Wednesday, September 17, 2014

"new wine into old bottles" - Herman Melville in Jerusalem



Tokyo



Herman Melville in Jerusalem


Herman Melville traveled a land later called the nation Israel in 1856.  What did he see and think about?

It can be found in Clarel, a Poem and Pilgrimage in the Holy Land (1876).

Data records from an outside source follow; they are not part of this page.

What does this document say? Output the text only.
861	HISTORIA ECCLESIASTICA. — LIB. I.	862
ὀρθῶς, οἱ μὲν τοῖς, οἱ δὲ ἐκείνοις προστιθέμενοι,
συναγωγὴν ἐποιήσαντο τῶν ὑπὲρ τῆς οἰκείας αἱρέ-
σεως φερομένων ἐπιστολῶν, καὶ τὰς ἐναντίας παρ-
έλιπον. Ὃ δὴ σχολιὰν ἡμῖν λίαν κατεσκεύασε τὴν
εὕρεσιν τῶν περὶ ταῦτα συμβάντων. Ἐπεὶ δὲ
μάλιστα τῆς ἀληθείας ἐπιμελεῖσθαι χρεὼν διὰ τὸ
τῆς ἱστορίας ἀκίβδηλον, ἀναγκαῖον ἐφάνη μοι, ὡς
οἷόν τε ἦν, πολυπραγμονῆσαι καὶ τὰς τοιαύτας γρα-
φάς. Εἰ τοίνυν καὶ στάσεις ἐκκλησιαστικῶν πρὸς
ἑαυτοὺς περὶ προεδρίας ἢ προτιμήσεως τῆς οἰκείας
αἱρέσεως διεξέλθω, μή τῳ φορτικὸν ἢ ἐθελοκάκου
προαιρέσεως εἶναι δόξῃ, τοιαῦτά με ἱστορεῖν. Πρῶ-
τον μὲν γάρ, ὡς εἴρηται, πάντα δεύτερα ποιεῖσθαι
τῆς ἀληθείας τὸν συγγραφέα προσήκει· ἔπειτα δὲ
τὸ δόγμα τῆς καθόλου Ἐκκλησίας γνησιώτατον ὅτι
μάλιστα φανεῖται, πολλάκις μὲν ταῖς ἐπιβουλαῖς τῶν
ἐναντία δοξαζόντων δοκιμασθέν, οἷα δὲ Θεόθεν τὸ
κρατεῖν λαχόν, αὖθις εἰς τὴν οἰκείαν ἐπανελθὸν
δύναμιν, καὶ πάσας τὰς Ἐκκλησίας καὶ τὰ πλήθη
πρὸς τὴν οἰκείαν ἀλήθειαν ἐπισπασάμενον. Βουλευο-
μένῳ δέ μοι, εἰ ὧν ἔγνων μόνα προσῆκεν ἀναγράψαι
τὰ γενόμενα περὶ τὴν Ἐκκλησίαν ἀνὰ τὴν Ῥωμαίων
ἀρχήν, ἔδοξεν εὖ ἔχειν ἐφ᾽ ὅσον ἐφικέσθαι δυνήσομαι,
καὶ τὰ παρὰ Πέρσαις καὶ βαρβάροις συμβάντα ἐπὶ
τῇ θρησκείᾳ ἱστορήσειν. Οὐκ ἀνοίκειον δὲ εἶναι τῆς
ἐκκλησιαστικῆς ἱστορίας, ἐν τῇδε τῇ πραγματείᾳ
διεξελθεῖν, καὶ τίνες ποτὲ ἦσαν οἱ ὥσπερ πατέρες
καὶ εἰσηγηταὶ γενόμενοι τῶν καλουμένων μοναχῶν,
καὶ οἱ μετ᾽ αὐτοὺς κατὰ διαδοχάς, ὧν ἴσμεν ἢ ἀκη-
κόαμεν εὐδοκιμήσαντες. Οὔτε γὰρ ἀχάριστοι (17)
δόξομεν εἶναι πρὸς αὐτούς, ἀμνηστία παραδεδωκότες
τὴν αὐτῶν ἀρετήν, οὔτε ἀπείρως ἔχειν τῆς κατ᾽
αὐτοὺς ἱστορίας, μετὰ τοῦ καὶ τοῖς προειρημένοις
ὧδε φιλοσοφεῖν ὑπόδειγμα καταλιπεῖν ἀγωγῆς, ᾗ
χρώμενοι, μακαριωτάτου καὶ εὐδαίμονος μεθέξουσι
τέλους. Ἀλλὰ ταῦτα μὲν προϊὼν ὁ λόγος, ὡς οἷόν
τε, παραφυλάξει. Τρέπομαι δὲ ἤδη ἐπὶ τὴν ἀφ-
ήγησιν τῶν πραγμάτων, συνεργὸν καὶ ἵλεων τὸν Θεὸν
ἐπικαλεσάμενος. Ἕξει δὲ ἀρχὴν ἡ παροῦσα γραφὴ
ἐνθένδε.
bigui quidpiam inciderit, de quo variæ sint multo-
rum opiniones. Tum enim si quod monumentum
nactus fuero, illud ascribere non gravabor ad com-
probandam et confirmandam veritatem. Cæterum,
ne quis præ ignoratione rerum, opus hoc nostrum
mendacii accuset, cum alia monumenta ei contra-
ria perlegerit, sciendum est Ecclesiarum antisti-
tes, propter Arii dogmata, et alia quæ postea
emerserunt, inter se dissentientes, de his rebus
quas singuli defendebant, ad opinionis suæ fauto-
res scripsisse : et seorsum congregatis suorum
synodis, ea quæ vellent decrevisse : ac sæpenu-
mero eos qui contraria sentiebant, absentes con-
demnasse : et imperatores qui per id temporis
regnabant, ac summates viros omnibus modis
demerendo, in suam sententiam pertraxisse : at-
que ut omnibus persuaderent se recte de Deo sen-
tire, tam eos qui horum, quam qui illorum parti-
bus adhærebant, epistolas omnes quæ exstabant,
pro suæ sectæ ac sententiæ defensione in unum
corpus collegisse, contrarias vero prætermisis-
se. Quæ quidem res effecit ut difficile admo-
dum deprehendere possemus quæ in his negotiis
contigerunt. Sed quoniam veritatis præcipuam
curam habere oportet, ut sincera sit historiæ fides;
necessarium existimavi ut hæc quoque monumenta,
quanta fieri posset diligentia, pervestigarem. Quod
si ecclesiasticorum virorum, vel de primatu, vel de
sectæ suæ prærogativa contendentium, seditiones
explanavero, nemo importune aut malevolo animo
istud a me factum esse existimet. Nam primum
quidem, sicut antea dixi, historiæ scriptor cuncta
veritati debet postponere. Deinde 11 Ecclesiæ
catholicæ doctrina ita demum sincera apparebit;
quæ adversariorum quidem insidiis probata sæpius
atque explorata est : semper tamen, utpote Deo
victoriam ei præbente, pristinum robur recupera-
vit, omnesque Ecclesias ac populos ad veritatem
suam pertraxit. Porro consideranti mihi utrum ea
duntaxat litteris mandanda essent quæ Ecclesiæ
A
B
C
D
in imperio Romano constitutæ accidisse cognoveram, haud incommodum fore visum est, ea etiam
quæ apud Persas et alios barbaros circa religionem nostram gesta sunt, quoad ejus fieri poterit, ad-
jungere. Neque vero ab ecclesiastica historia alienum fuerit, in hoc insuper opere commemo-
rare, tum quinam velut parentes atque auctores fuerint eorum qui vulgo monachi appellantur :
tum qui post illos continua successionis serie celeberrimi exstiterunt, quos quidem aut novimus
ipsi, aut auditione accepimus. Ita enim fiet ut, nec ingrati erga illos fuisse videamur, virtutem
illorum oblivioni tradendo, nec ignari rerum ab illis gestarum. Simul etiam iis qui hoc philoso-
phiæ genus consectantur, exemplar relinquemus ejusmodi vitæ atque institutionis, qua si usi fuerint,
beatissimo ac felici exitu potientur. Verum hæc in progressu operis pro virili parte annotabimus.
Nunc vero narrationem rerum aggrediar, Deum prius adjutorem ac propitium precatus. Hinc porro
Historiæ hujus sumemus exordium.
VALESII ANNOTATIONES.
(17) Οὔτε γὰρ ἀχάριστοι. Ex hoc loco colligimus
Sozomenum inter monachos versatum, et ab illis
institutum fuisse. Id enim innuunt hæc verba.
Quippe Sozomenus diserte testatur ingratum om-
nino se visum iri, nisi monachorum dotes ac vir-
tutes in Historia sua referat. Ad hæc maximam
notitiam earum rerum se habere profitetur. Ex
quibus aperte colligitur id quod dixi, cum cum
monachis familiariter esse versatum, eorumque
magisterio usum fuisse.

Herman Melville, the Jew and Judaism  
LOUISE ABBIE MAY0  
Nineteenth-century American literature, derivative from British conventions to a great extent, tended to present Jewish characters in the molds of accepted stereotypes. The Jew was Shylock, the usurious old villain; Rebecca, the beautiful Jewess; or Sheva, the benevolent Jew and institutionalized countermyth to Shylock. Herman Melville is the only major American writer in the nineteenth century to include a seriouus consideration of Jews and Judaism in one of his works-Clarel.
...

In his journal he comments, "In the emptiness of the lifeless antiquity of Jerusalem, the emigrant Jews are like flies that have taken up their abode in a skull." He dismisses dreams of setting up a nation of Jewish farmers in Palestine. "In the first place, Judea is a desert. . . . In the second . . . . the Jews hate farming . . . Besides the numbers of Jews in Palestine is comparatively small. And how are the hosts of them scattered in other lands to be brought here? Only by a miracle."17 Clarel, however, cannot help but respond to the sight of pilgrims by the Wailing Wall, shut out from the gate by the Turks.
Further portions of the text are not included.